In questo contesto, ma da una prospettiva assai diversa, sarebbe utile chiedersi anche quale sia la ricaduta sociale della ricchezza. La tesi a favore della ricchezza più citata è quella racchiusa nel famoso effetto trickle down: i ricchi, in vari modi, trasmetteranno al resto della società – e, in particolare, ai più poveri – parte della loro ricchezza cosicchè essi sarebbero i veicoli di un generalizzato aumento di benessere. Molti elementi, tra cui il persistere delle povertà, porterebbero a contestare la generale validità di questa tesi. Più di frequente i ricchi generano altri ricchi alimentando un circuito chiuso della ricchezza che definisce una società fortemente segmentata, ben lontana da quella “aperta”, implicata dalla tesi del trickle-down. E quando i ricchi trasferiscono reddito in modo consistente ai più poveri rischiano di farlo anche creando una dipendenza personale di tipo non certo migliore di quella dipendenza alla quale, secondo una critica piuttosto diffusa, darebbe origine il welfare state assistenzialista. Volendo, si potrebbe provare ad applicare questo ragionamento alle vicende di cui (sembra che si) è reso protagonista nella sua vita privata il nostro premier. Vicende che, per dire una cosa banale, sarebbero più difficilmente immaginabili se tra Berlusconi e le ragazze le disuguaglianze di reddito fossero state qualche migliaia di volte inferiori.

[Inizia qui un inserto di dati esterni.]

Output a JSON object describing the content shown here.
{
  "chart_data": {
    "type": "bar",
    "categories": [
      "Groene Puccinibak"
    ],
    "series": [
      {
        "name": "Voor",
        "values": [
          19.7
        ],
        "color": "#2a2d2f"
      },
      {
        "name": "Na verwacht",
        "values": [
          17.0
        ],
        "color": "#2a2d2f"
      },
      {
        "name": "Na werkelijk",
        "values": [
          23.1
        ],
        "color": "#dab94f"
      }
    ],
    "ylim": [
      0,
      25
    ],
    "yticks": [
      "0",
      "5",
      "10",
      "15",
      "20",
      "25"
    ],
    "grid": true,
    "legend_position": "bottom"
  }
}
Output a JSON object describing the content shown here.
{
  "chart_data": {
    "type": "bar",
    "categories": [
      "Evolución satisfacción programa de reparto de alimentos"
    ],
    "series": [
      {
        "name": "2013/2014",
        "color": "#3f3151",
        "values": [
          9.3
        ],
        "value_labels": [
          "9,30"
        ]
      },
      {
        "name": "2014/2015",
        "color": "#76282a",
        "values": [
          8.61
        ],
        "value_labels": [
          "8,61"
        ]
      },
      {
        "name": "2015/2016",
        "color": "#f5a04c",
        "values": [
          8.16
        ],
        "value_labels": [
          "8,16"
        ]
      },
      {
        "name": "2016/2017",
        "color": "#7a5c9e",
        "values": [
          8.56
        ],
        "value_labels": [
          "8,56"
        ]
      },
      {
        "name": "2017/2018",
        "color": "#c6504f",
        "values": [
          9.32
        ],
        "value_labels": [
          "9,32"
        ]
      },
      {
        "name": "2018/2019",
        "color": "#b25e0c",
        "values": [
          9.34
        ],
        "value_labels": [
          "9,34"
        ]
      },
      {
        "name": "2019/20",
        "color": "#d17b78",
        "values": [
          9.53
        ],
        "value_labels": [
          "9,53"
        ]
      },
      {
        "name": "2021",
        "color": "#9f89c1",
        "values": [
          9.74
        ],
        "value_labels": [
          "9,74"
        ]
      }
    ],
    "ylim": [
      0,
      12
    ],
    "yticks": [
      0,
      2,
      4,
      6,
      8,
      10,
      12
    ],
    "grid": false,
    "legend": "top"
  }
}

Da questi ragionamenti appena abbozzati si può, dunque, trarre una conclusione, anche se provvisoria. La (grande) ricchezza – e non soltanto la povertà – può essere un problema sociale. E può esserlo per almeno due motivi: perché prova che il mercato non funziona come dovrebbe per avere piena legittimazione sociale e perché essa altera e distorce i rapporti sociali in un insieme di modi ben più numeroso di quelli a cui qui si è fatto cenno. Porre rimedio alle conseguenze negative della ricchezza eccessiva non è affatto facile. Sia perché si tratta di un problema di per sé molto delicato, sia perché la ricchezza genera anche potere e questo non facilita davvero la ricerca e l’attuazione di soluzioni ragionevoli. Per chi si muove al confine tra l’etica e l’economia non è una bella notizia. Ma la strada dell’approfondimento e della conoscenza resta l’unica percorribile.